A previously unpublished novel of the reflections of a deeply scarred and reclusive woman, from the cult icon Katherine Dunn, the author of Geek Love.
Sally Gunnar has withdrawn from the world.
She spends her days alone at home, reading drugstore mysteries, polishing the doorknobs, waxing the floors. Her only companions are a vase of goldfish, a garden toad, and the door-to-door salesman who sells her cleaning supplies once a month. She broods over her deepest regrets: her blighted romances with self-important men, her lifelong struggle to feel at home in her own body, and her wayward early twenties, when she was a fish out of water among a group of eccentric, privileged young people at a liberal arts college. There was Sam, an unabashed collector of other people’s stories; Carlotta, a troubled free spirit; and Rennel, a self-obsessed philosophy student. Self-deprecating and sardonic, Sally recounts their misadventures, up to the tragedy that tore them apart.

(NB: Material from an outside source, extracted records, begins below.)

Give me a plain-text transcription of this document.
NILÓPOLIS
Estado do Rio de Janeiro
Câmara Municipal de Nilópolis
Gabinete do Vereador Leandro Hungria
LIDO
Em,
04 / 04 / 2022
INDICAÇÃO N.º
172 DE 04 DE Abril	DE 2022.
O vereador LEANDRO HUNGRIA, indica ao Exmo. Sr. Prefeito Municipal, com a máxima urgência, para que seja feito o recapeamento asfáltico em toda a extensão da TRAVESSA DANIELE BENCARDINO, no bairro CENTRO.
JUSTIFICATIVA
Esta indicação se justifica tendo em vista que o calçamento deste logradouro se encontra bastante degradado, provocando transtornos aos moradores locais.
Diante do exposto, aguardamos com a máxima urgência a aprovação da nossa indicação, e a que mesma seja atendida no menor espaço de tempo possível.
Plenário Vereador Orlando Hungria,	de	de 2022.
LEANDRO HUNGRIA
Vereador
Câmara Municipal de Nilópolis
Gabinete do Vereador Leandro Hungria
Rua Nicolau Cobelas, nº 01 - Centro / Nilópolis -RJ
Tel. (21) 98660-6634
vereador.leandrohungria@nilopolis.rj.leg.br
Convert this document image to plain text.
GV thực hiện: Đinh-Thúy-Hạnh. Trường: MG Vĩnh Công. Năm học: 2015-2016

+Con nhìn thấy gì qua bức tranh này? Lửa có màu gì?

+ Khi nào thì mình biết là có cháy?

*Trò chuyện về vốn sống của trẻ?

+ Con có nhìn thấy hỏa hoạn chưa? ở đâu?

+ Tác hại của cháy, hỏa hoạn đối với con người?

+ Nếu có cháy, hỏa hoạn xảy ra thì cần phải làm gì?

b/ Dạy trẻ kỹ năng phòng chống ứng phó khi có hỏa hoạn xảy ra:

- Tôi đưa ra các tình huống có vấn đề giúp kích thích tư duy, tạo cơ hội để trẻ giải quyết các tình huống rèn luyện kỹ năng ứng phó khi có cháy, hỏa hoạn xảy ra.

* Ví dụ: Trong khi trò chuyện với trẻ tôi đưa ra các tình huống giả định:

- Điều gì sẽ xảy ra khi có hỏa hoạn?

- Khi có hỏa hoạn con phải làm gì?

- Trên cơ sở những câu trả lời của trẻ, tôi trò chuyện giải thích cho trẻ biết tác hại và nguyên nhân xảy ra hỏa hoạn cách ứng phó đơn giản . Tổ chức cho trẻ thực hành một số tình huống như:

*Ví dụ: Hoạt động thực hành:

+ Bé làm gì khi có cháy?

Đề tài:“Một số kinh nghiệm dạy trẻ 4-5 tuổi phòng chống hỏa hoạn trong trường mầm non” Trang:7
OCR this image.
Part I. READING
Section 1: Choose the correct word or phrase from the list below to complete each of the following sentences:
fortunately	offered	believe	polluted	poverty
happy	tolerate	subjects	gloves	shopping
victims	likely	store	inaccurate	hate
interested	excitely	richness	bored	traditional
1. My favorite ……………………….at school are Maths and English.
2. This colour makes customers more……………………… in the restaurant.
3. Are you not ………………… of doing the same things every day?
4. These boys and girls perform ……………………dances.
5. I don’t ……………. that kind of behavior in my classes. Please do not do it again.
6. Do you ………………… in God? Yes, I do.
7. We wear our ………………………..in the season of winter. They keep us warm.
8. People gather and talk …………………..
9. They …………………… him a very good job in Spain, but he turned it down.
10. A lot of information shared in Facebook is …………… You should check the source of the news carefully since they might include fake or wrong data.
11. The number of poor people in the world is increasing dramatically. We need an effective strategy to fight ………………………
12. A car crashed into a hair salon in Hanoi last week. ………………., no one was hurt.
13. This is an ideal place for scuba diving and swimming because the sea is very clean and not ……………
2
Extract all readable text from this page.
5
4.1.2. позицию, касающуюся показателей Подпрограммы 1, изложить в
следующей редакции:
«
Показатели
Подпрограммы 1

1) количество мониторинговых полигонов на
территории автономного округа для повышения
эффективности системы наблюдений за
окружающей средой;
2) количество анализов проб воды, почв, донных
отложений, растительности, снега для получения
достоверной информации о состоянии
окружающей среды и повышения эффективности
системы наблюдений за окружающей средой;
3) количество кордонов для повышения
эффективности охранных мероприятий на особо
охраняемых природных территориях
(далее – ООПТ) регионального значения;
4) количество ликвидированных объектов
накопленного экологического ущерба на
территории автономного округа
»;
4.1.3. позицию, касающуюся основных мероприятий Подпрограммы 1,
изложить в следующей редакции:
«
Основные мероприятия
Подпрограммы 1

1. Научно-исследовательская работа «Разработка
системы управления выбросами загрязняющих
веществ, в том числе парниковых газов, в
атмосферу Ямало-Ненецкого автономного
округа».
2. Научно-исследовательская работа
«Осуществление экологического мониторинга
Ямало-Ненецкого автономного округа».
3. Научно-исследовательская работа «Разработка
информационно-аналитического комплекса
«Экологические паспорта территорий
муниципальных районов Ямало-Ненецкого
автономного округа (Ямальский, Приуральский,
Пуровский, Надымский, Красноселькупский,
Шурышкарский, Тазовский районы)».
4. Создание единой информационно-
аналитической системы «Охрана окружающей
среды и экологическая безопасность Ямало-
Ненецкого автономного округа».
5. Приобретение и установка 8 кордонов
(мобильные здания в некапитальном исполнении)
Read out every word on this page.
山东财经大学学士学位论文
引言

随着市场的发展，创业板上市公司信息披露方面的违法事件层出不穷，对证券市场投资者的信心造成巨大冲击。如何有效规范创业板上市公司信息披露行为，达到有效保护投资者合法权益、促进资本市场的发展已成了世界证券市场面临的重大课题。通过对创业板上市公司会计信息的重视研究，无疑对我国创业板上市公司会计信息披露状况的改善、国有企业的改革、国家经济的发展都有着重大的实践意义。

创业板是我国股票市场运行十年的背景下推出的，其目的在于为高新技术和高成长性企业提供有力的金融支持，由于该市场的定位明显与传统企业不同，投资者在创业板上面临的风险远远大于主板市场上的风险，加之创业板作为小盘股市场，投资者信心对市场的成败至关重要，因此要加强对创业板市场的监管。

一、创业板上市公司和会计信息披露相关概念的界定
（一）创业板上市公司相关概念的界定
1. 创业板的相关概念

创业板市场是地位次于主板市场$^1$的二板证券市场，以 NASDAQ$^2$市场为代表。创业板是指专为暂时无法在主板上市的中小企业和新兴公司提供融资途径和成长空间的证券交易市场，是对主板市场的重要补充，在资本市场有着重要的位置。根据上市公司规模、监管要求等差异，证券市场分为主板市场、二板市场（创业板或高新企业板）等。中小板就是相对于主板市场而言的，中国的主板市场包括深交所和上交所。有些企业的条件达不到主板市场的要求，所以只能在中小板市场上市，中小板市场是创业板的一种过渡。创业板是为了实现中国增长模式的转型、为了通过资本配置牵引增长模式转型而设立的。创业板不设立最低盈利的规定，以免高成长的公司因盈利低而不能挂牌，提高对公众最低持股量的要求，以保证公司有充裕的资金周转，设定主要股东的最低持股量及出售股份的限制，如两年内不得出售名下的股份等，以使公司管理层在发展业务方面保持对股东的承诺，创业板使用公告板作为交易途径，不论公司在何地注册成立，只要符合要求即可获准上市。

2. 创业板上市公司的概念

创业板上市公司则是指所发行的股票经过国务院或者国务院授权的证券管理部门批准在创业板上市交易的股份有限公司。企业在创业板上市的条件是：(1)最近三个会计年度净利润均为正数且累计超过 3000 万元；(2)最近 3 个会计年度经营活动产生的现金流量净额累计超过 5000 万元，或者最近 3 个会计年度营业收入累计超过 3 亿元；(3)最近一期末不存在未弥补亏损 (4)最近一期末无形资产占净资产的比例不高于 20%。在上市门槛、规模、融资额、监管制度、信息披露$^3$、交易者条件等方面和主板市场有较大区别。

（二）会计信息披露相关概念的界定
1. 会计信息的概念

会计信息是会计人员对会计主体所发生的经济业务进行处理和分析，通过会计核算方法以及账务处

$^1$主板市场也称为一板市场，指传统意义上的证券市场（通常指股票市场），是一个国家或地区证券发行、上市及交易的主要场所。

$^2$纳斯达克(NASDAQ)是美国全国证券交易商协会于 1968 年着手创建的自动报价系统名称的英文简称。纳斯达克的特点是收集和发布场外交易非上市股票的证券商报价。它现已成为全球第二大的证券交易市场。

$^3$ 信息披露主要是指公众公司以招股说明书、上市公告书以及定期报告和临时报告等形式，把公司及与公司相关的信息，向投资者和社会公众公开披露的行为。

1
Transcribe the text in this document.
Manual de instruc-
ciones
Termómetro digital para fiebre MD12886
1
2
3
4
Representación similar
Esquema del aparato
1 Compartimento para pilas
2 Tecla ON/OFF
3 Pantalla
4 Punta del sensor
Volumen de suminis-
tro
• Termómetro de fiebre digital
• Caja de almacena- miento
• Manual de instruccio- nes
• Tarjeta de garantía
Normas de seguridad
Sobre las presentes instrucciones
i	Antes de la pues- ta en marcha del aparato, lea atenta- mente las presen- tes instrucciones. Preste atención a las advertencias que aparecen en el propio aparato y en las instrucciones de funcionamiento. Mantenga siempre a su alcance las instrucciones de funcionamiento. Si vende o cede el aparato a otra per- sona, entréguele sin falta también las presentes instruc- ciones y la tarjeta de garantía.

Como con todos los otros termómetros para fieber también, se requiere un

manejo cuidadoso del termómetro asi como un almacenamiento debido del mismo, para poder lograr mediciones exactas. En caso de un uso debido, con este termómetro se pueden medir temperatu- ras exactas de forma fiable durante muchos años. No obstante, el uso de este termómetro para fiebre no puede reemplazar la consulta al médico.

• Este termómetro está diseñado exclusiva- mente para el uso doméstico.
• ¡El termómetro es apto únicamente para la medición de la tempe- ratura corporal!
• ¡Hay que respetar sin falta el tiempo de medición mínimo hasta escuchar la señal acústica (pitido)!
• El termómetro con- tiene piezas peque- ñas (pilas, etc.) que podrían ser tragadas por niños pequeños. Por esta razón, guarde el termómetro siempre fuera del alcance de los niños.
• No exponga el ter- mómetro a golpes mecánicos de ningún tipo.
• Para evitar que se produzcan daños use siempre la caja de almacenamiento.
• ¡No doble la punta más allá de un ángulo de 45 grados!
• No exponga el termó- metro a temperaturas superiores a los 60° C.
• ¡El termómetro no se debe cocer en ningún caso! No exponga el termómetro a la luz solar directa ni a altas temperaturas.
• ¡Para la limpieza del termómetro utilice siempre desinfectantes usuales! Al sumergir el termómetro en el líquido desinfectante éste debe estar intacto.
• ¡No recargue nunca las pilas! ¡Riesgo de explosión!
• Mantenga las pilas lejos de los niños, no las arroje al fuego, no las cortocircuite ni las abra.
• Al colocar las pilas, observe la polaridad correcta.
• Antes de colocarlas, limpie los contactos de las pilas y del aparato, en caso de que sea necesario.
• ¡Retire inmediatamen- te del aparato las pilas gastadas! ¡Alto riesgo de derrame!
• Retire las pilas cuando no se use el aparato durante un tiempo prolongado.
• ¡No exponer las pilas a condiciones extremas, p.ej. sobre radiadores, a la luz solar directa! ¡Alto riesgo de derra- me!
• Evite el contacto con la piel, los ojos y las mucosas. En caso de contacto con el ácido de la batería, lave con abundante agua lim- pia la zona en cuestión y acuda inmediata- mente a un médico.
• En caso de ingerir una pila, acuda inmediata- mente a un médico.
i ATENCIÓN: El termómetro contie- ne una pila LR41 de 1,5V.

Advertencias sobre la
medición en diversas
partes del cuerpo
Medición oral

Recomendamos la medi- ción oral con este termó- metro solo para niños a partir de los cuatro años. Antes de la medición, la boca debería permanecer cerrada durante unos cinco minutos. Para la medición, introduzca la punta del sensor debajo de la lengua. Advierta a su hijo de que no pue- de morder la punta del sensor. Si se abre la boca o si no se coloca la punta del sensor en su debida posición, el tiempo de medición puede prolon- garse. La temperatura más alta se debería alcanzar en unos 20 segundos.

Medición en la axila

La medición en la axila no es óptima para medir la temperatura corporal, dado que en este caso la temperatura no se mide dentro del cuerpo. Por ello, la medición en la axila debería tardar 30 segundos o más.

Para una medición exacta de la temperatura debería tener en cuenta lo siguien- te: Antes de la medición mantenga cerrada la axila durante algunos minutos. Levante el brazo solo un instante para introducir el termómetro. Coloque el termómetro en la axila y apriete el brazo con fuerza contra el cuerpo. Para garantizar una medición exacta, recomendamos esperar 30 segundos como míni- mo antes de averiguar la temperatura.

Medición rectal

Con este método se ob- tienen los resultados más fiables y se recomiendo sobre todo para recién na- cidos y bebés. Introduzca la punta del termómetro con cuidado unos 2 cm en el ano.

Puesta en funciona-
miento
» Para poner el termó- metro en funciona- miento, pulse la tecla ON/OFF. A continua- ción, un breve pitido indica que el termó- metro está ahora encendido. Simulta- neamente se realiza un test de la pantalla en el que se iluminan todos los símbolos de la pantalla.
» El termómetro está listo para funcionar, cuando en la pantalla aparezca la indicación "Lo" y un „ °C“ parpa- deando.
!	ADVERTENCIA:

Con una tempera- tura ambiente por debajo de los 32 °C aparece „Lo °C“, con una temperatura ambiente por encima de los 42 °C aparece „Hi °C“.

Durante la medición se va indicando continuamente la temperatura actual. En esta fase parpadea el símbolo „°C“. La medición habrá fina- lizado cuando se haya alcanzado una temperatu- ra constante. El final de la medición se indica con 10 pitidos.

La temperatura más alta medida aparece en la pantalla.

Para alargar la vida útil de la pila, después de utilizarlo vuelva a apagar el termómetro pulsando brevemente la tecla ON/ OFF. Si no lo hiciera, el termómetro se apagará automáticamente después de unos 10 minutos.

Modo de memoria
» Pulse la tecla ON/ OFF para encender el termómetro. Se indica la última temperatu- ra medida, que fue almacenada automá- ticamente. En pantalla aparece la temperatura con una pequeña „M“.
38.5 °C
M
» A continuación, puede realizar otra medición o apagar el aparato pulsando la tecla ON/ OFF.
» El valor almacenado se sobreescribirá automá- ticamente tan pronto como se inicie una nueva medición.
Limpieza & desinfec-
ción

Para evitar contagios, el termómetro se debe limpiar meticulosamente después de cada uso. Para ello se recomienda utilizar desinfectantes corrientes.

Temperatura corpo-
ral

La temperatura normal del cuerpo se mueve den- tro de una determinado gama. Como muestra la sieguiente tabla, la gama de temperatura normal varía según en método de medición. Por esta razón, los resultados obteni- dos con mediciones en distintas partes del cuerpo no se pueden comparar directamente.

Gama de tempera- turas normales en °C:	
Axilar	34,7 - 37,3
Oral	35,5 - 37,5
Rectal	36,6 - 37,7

Colorful, crass, and profound, Toad is Katherine Dunn’s ode to her time as a student at Reed College in the late 1960s. It is filled with the same mordant observations about the darkest aspects of human nature that made Geek Love a cult classic and Dunn a misfit hero. Daring and bizarre, Toad demonstrates her genius for black humor and her ecstatic celebration of the grotesque. Fifty-some years after it was written, Toad is a timely story about the ravages of womanhood and a powerful addition to the canon of feminist fiction.